Dalam pendahuluannya, Syekh Khatib ‘Ali menyebutkan bahwa karya ini berupa saduran dalam bahasa Melayu dari karya monumental Miftahul Ma’iyyah karya Syekh Abdul Ghani an-Nabalusi.[6] Namun lebih dari itu, Syekh Mungka telah menambah komentar yang cukup panjang dalam karya ini. beberapa bagian dalamnya merupakan kritikan tajam terhadap orang-orang yang mengingkari Tarikat Naqsyabandiyah, diiringi dengan ulasan terhadap Izhar-nya Syekh Ahmad Khatib. Selain Miftahul Ma’iyah yang menjadi saduran utama, Syekh Khatib ‘Ali menyebutkan bahwa dalam karya ini beliau menyertakan beberapa kitab Naqsyabandi, yaitu Wushulul Auliya’, Bahjatus Saniyah, kitab Syekh Sulaiman Zuhdi dan pernyataan Syekh Muhammad Yatim Padang.

Dalam kitab ini tampak kepiawaian Syekh Khatib ‘Ali dalam beragumen.
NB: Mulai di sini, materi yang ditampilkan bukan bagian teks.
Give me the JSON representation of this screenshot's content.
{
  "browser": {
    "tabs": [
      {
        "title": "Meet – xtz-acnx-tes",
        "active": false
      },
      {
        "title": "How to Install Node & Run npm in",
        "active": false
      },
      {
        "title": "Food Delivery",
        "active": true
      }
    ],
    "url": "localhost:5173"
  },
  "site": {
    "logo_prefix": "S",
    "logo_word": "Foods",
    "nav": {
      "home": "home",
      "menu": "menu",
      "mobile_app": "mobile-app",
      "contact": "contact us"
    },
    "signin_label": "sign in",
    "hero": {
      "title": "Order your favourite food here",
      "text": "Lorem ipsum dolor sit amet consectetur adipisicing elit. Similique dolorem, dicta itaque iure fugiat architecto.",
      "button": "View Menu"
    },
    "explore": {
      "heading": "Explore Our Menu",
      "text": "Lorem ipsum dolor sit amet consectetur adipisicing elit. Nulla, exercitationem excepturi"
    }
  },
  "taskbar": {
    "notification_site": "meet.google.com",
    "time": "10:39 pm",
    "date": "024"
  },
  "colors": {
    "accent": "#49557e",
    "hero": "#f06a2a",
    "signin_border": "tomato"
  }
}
Kritikan beliau memang tajam terhadap orang- orang yang menolak Naqsyabandi, namun beliau tidak serta merta buta, beliau tidak mengingkari bahwa ada diantara khalifah-khalifah Naqsyabandi itu yang berbuat tidak menurut semestinya. Untuk yang terakhir ini mendapat tempat pula dalam risalah berwibawa Syekh Khatib Ali ini.

Untuk teks Miftahul Ma’iyyah sendiri selesai diterjemahkan pada tahun 1891, sedangkan komentarnya diselesaikan pada tahun 1905 dan kemudian dicetak pada percetakan Pulo Bomer Padang, dengan judul Miftahus Shadiqiyyah. Pada lembar terakhir kitab ini dilampirkan Nazam Silsilah Syekh Isma’il Simabur yang membawa komplisitas risalah ini.

 

3)      Risalah al-Mau’izhah wat Tazdkirah: Pengajaran dan peringatan, keputusan rapat di Padang, 15 juli 1919

Pada 15 juli 1919 di Padang diadakan rapat besar ulama Tua dan ulama Muda, yang disaksikan oleh lebih seribu orang. Pertemuan itu lebih dari sekedar rapat, membahas masalah- masalah yang diikhtilafkan oleh kalangan Muda dan disisi lain yang mempertahankan, ulama Tua. Diantara ulama Tua yang hadir dan menjadi pembicara pada malam itu ialah Syekh Khatib Ali, sedang dipihak ulama muda, seperti H. Abdullah Ahmad. Malam itu menjadi medan debat yang cukup alot. Diantara masalah yang dibicarakan ialah perkara ushalli, berdiri maulid dan lainnya.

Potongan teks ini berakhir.